L’Ancienne Terre était suspendue dans un ciel noir. Mais ce n’était pas la planète elle-même qu’elle voyait, naturellement. Ce n’était que le disque d’accrétion vibrant, le nuage sphérique de débris laissés par l’ancien monde natal de l’humanité. La surface du disque était lumineuse, bien plus que n’importe quelle étoile vue de Patawpha par la nuit la plus claire. Mais cette brillance avait quelque chose d’étrangement surnaturel, et la lumière qui tombait sur la plaine lunaire était sinistre.
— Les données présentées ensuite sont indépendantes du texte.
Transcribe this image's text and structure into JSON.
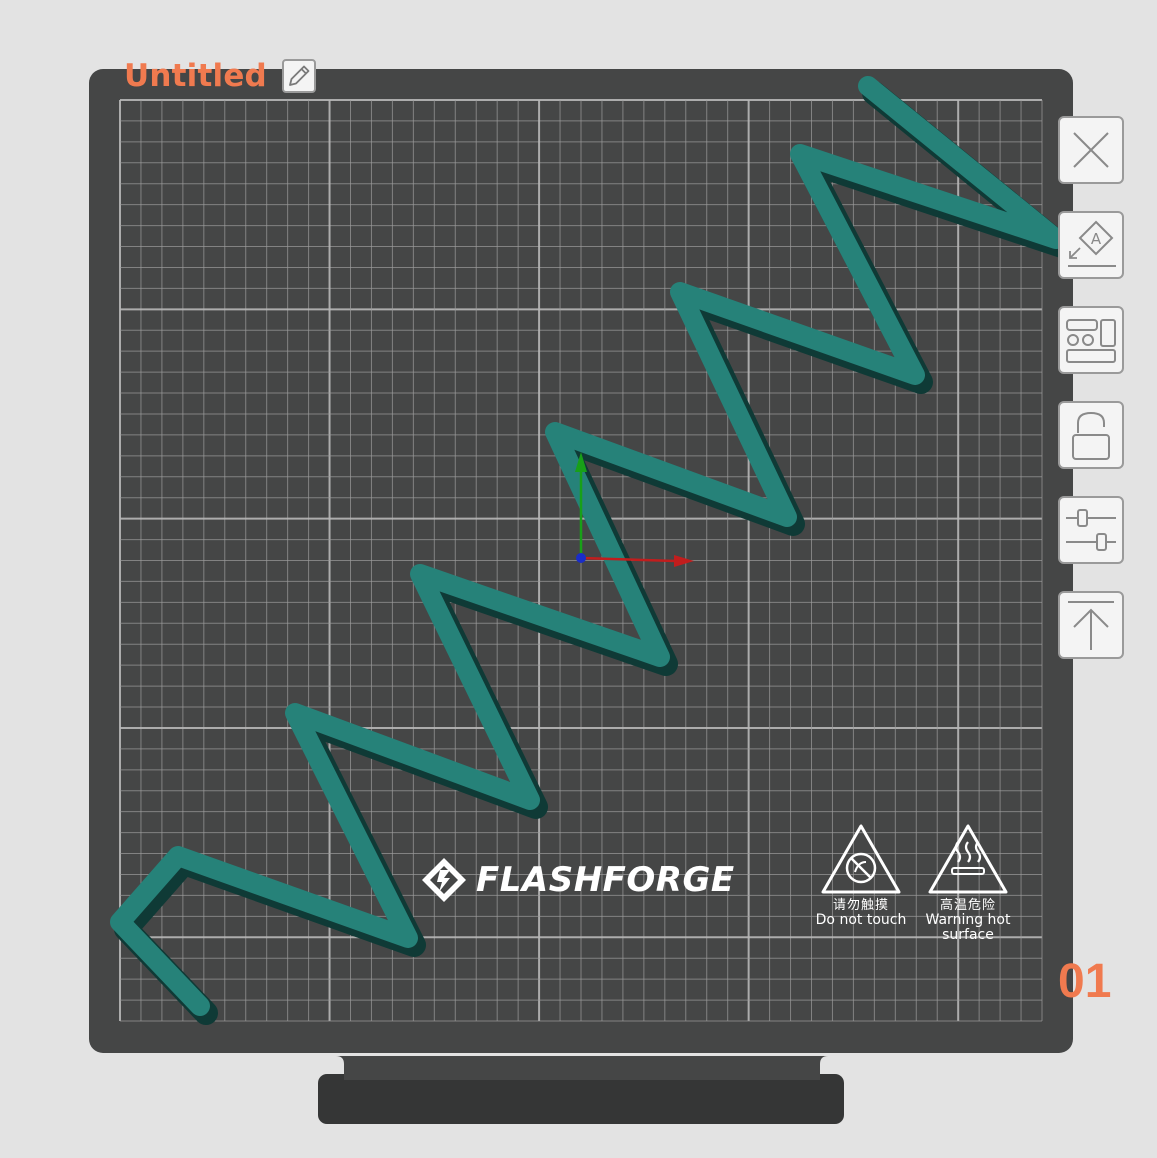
{
  "plate": {
    "title": "Untitled",
    "number": "01"
  },
  "toolbar": [
    {
      "name": "delete-plate-button",
      "icon": "close-icon"
    },
    {
      "name": "auto-orient-button",
      "icon": "auto-orient-icon"
    },
    {
      "name": "arrange-button",
      "icon": "arrange-icon"
    },
    {
      "name": "lock-plate-button",
      "icon": "unlock-icon"
    },
    {
      "name": "plate-settings-button",
      "icon": "settings-sliders-icon"
    },
    {
      "name": "send-to-print-button",
      "icon": "upload-icon"
    }
  ],
  "bed": {
    "brand": "FLASHFORGE",
    "warning_touch": {
      "cn": "请勿触摸",
      "en": "Do not touch"
    },
    "warning_hot": {
      "cn": "高温危险",
      "en": "Warning hot",
      "en2": "surface"
    }
  },
  "colors": {
    "accent": "#f07a4f",
    "bed": "#454646",
    "grid": "#9c9c9c",
    "model_top": "#268279",
    "model_side": "#0f3a36",
    "axis_x": "#c21d1d",
    "axis_y": "#18a018",
    "origin": "#1a2dc9"
  }
}
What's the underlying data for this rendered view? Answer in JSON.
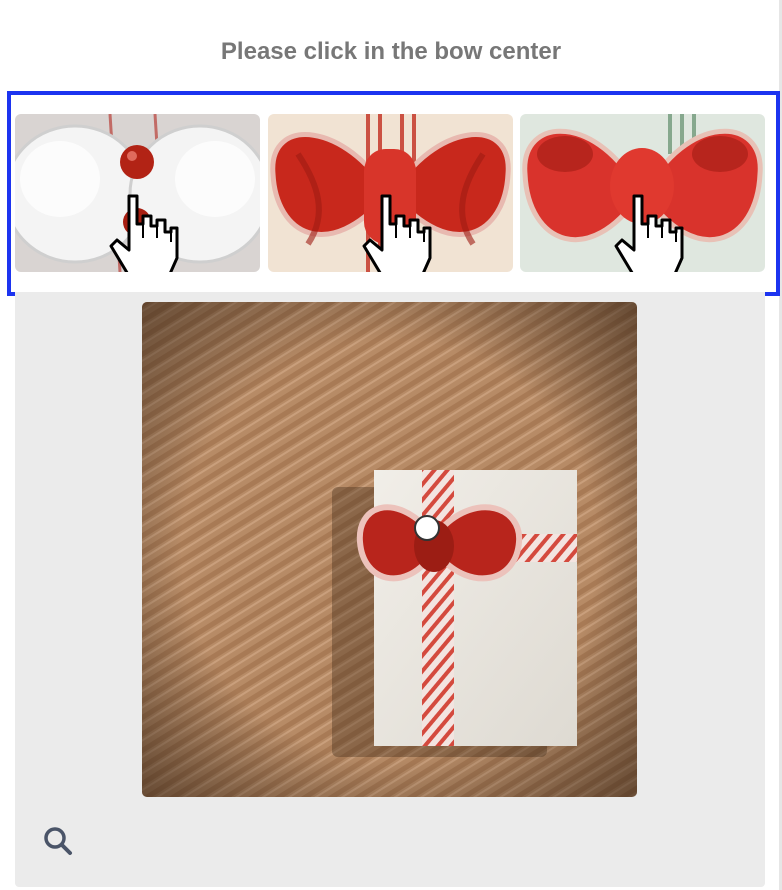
{
  "title": "Please click in the bow center",
  "examples": [
    {
      "label": "white bow example",
      "bow_color": "#efefef",
      "knot_color": "#b22315"
    },
    {
      "label": "red bow example",
      "bow_color": "#c8281c",
      "knot_color": "#d8352a"
    },
    {
      "label": "bright red bow example",
      "bow_color": "#d9332c",
      "knot_color": "#e0392f"
    }
  ],
  "puzzle": {
    "background_color": "#b78b66",
    "gift_color": "#ece9e2",
    "bow_color": "#b8251c",
    "ribbon_color": "#e9b3ad"
  },
  "colors": {
    "accent": "#1c34f0",
    "title": "#777777",
    "panel": "#ebebeb",
    "icon": "#4a5468"
  },
  "icons": {
    "zoom": "search-icon",
    "example_cursor": "pointing-hand-icon"
  }
}
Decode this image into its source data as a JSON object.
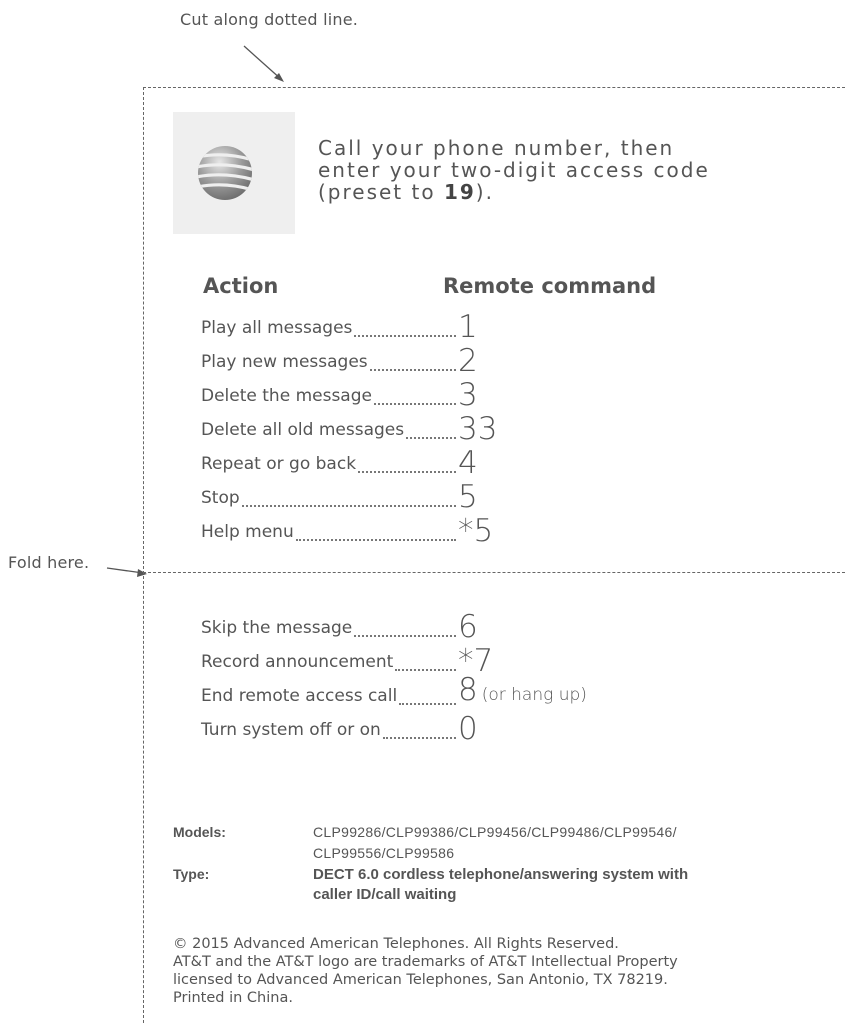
{
  "notes": {
    "cut": "Cut along dotted line.",
    "fold": "Fold here."
  },
  "logo": {
    "icon": "att-globe-icon"
  },
  "intro": {
    "line1": "Call your phone number, then",
    "line2": "enter your two-digit access code",
    "line3_pre": "(preset to ",
    "line3_code": "19",
    "line3_post": ")."
  },
  "table": {
    "col_action": "Action",
    "col_command": "Remote command"
  },
  "commands_top": [
    {
      "label": "Play all messages",
      "cmd": "1"
    },
    {
      "label": "Play new messages",
      "cmd": "2"
    },
    {
      "label": "Delete the message",
      "cmd": "3"
    },
    {
      "label": "Delete all old messages",
      "cmd": "33"
    },
    {
      "label": "Repeat or go back",
      "cmd": "4"
    },
    {
      "label": "Stop",
      "cmd": "5"
    },
    {
      "label": "Help menu",
      "cmd": "*5"
    }
  ],
  "commands_bottom": [
    {
      "label": "Skip the message",
      "cmd": "6",
      "after": ""
    },
    {
      "label": "Record announcement",
      "cmd": "*7",
      "after": ""
    },
    {
      "label": "End remote access call",
      "cmd": "8",
      "after": "(or hang up)"
    },
    {
      "label": "Turn system off or on",
      "cmd": "0",
      "after": ""
    }
  ],
  "meta": {
    "models_label": "Models:",
    "models_line1": "CLP99286/CLP99386/CLP99456/CLP99486/CLP99546/",
    "models_line2": "CLP99556/CLP99586",
    "type_label": "Type:",
    "type_line1": "DECT 6.0 cordless telephone/answering system with",
    "type_line2": "caller ID/call waiting"
  },
  "legal": {
    "line1": "© 2015 Advanced American Telephones. All Rights Reserved.",
    "line2": "AT&T and the AT&T logo are trademarks of AT&T Intellectual Property",
    "line3": "licensed to Advanced American Telephones, San Antonio, TX 78219.",
    "line4": "Printed in China."
  }
}
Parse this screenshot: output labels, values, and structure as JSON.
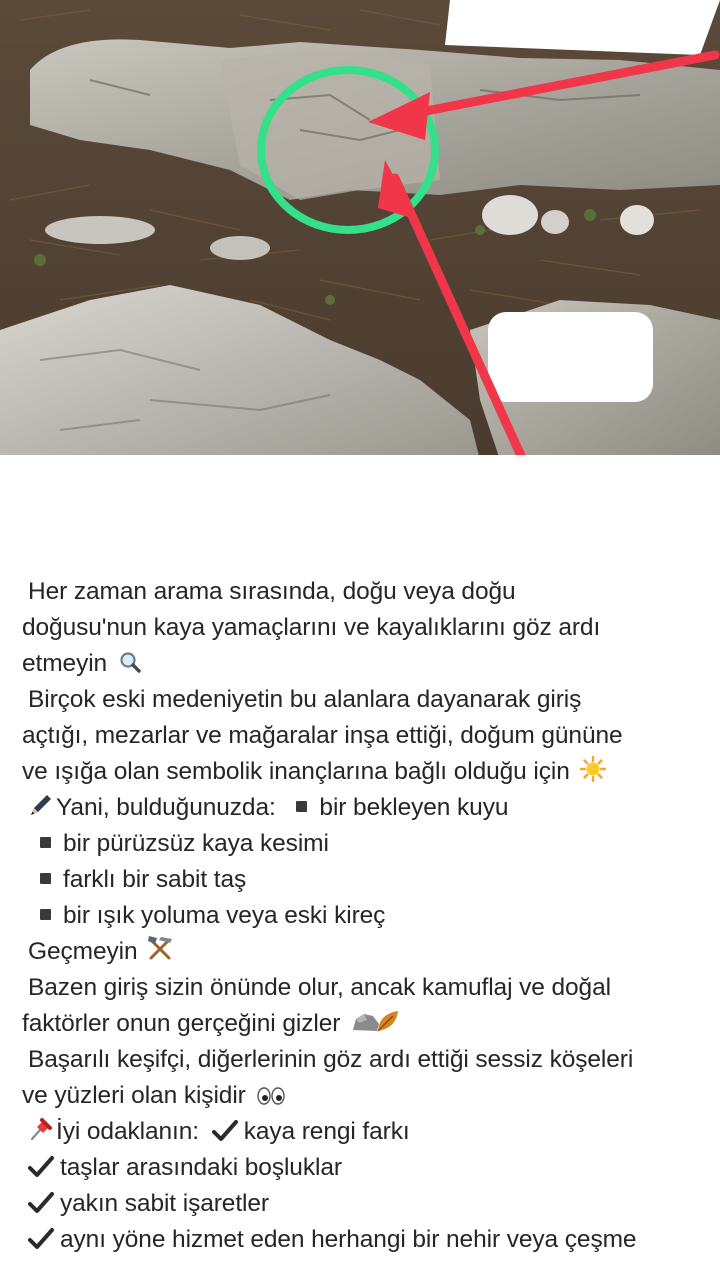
{
  "post": {
    "lines": [
      "Her zaman arama sırasında, doğu veya doğu",
      "doğusu'nun kaya yamaçlarını ve kayalıklarını göz ardı",
      "etmeyin",
      "Birçok eski medeniyetin bu alanlara dayanarak giriş",
      "açtığı, mezarlar ve mağaralar inşa ettiği, doğum gününe",
      "ve ışığa olan sembolik inançlarına bağlı olduğu için",
      "Yani, bulduğunuzda:",
      "bir bekleyen kuyu",
      "bir pürüzsüz kaya kesimi",
      "farklı bir sabit taş",
      "bir ışık yoluma veya eski kireç",
      "Geçmeyin",
      "Bazen giriş sizin önünde olur, ancak kamuflaj ve doğal",
      "faktörler onun gerçeğini gizler",
      "Başarılı keşifçi, diğerlerinin göz ardı ettiği sessiz köşeleri",
      "ve yüzleri olan kişidir",
      "İyi odaklanın:",
      "kaya rengi farkı",
      "taşlar arasındaki boşluklar",
      "yakın sabit işaretler",
      "aynı yöne hizmet eden herhangi bir nehir veya çeşme"
    ],
    "icons": {
      "magnifier": "magnifying-glass-icon",
      "sun": "sun-icon",
      "pen": "pen-icon",
      "tools": "hammer-pick-icon",
      "rock": "rock-icon",
      "leaf": "leaf-icon",
      "eyes": "eyes-icon",
      "pin": "pushpin-icon",
      "check": "check-mark-icon",
      "bullet": "black-square-bullet-icon"
    },
    "colors": {
      "text": "#262626",
      "circle_marker": "#35e08a",
      "arrow_marker": "#f2364a"
    }
  }
}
Gladstone contemplait ce spectacle pour la première fois. Elle n’avait jamais souhaité venir ici avant, et elle aurait voulu désespérément, maintenant qu’elle était ici, ressentir une inspiration, entendre une voix qui lui donnerait un conseil ou un avertissement.
Elle n’entendit rien.
Elle s’attarda encore une dizaine de minutes, sans penser à rien de particulier. Ses oreilles et son nez étaient engourdis par le froid. Elle décida de rentrer. Le soleil n’allait pas tarder à se lever sur TC 2.
Elle avait activé la porte et jetait un dernier regard au paysage lunaire avant de se distransporter lorsqu’une autre porte commença à se matérialiser à une dizaine de mètres d’elle. Elle attendit. Il n’y avait pas cinq personnes dans tout le Retz qui disposaient d’un accès privé sur la Lune.
Le minidrone descendit en bourdonnant pour s’interposer entre la Présidente et la silhouette qui émergeait du cadre distrans.
C’était Leigh Hunt. Il regarda autour de lui, frissonna, puis se rapprocha d’elle à pas rapides. D’une voix ténue comme celle d’un enfant, une voix que l’atmosphère raréfiée de la zone de confinement rendait presque comique, il s’écria :
— H. Présidente, vous devez rentrer immédiatement. Les Extros ont réussi à lancer une contre-offensive d’une ampleur inattendue.